South Western Ambulance Service

SAVE ITEM
case-study

05 / 10 / 2010

Ambulance trusts often face different HR challenges from other healthcare organisations.

Staff are dispersed in small numbers over extremely wide areas and their closest working relationship is often with the other crew member.

Although, increasingly, they may be working alone as first-response paramedics or in other healthcare settings. Call-centre staff face different pressures. 


But there are few jobs where staff so obviously feel they make a difference to people’s lives –in some cases, the difference between life and death.
South Western is one of the country’s best-performing ambulance trusts and head of HR Louise Stokes says that in large part this is down to good communication across the trust. 

‘That communication is really valued amongst the staff,’  she says.  ‘We have two weekly bulletins, including the chief executive’s and we also have an electronic staff chat room which the chief executive is usually involved in.  Staff can choose their own username and can be anonymous and they can use it to chat about anything they are concerned about, so we have had people talking about bullying and harassment in the past,’ Louise explains. 

She also stresses the importance of clinical leadership in operating across its large rural area and the Isles of Scilly:

‘Senior staff do a lot of station visits and the management team have a really open door policy,’ she says. 

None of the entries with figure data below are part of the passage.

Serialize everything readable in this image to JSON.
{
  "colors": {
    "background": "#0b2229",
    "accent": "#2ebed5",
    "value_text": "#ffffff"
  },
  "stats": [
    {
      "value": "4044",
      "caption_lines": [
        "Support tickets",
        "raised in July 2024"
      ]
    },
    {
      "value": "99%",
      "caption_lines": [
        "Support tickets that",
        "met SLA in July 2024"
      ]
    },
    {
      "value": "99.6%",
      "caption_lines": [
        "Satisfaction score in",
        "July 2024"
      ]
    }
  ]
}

All staff members are managed by a clinical support officer who is also the person responsible for carrying out staff appraisals. 

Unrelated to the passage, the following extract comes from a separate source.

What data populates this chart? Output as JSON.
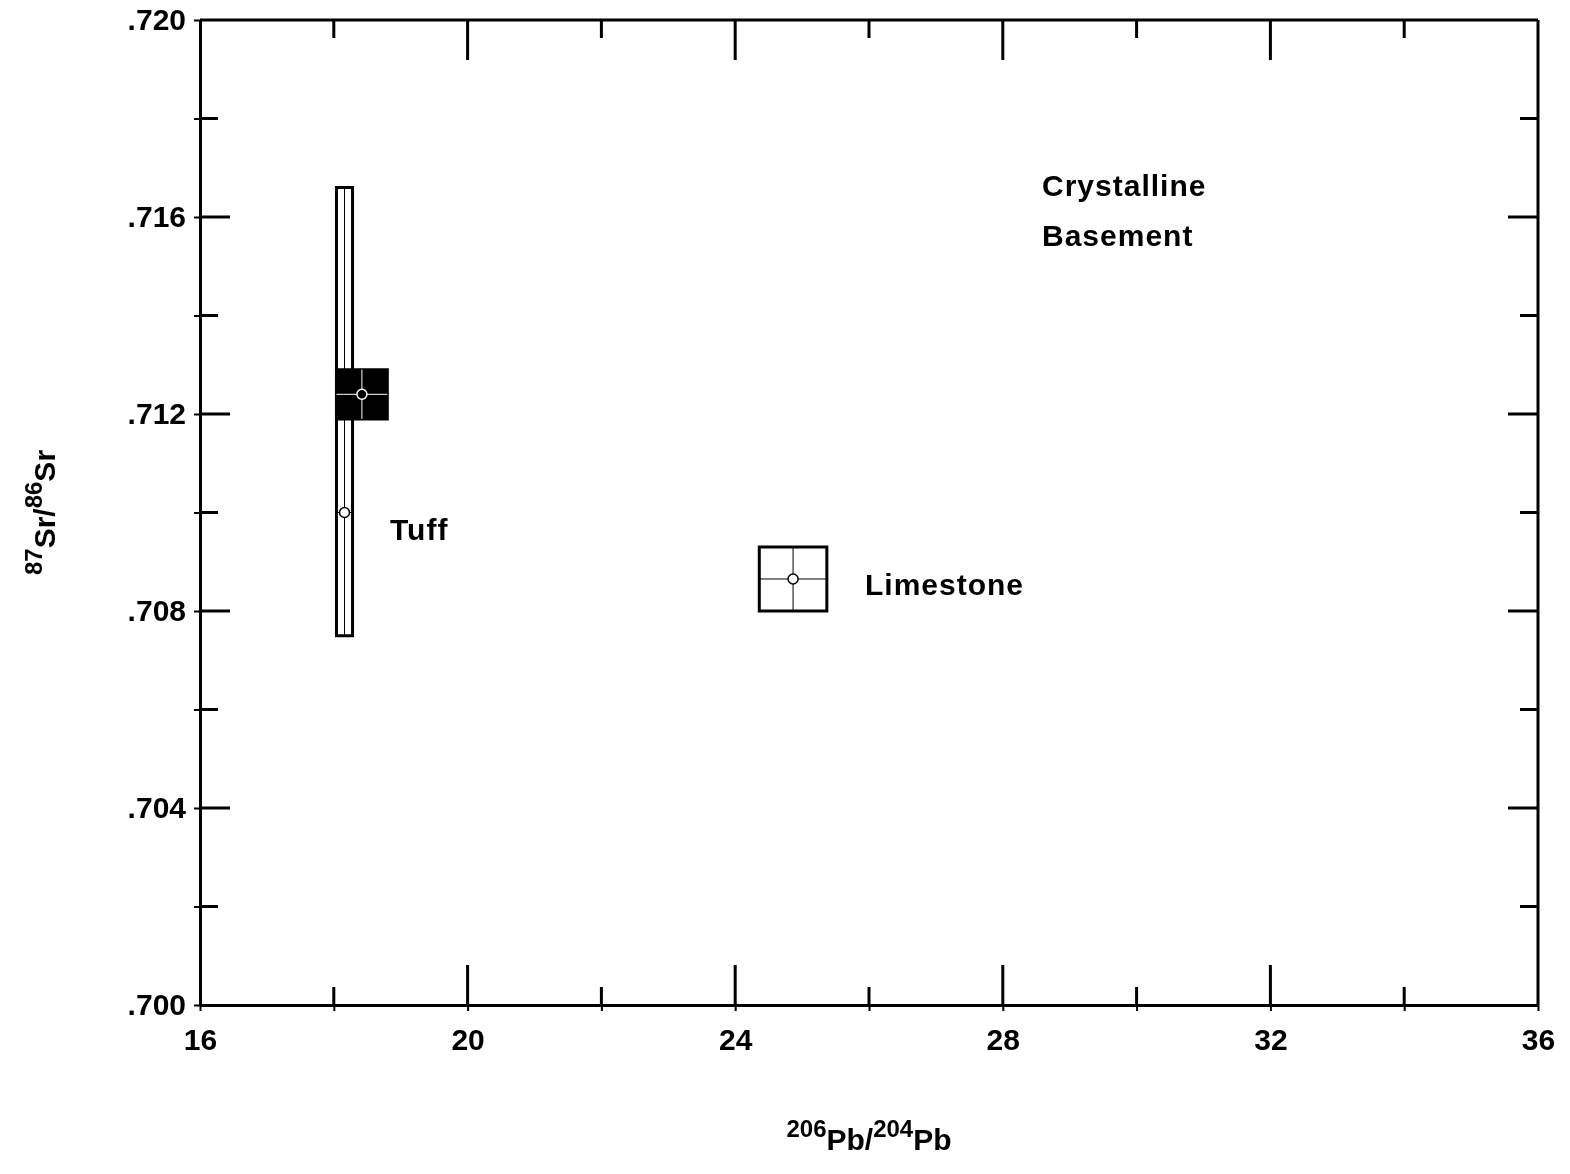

Staff at the ambulance trust have the problems all employees face, including childcare issues and caring for ill relatives. There’s praise for the trust in helping them to find a work life balance and for being flexible where possible. 

Louise says that staff who work flexibly at the trust usually structure their shifts so that they work eleven hours and then multiples of that. 

‘We do try and accommodate requests to work flexibly even though this can be difficult.’

Praising the trust one staff member says: ‘The trust has proved itself to be a modern and responsive organisation that listens to its people and empowers individuals to effect change.’ 

Development and training opportunities, working relationships between different staff groups and the chief executive are also applauded – but what stands out in employees’ comments is the sense of pride in the work they do. 

Getting the best out of staff and making them feel valued at a time when ambulance trusts face tough targets and are still coping with recent mergers is a hard act, but South Western seems to be getting it right.

Relationships with colleagues will always be important for an ambulance crew – and that is true of this organisation. 

Helping people who are in difficult situations is key to job satisfaction and there is also praise for the managerial style, the forward-thinking approach to work practices and the training opportunities. 

‘Being honest with staff is key otherwise we would lose their goodwill so we try and maintain an open and honest culture within the trust,’ is Louise's key message to other NHS organisations.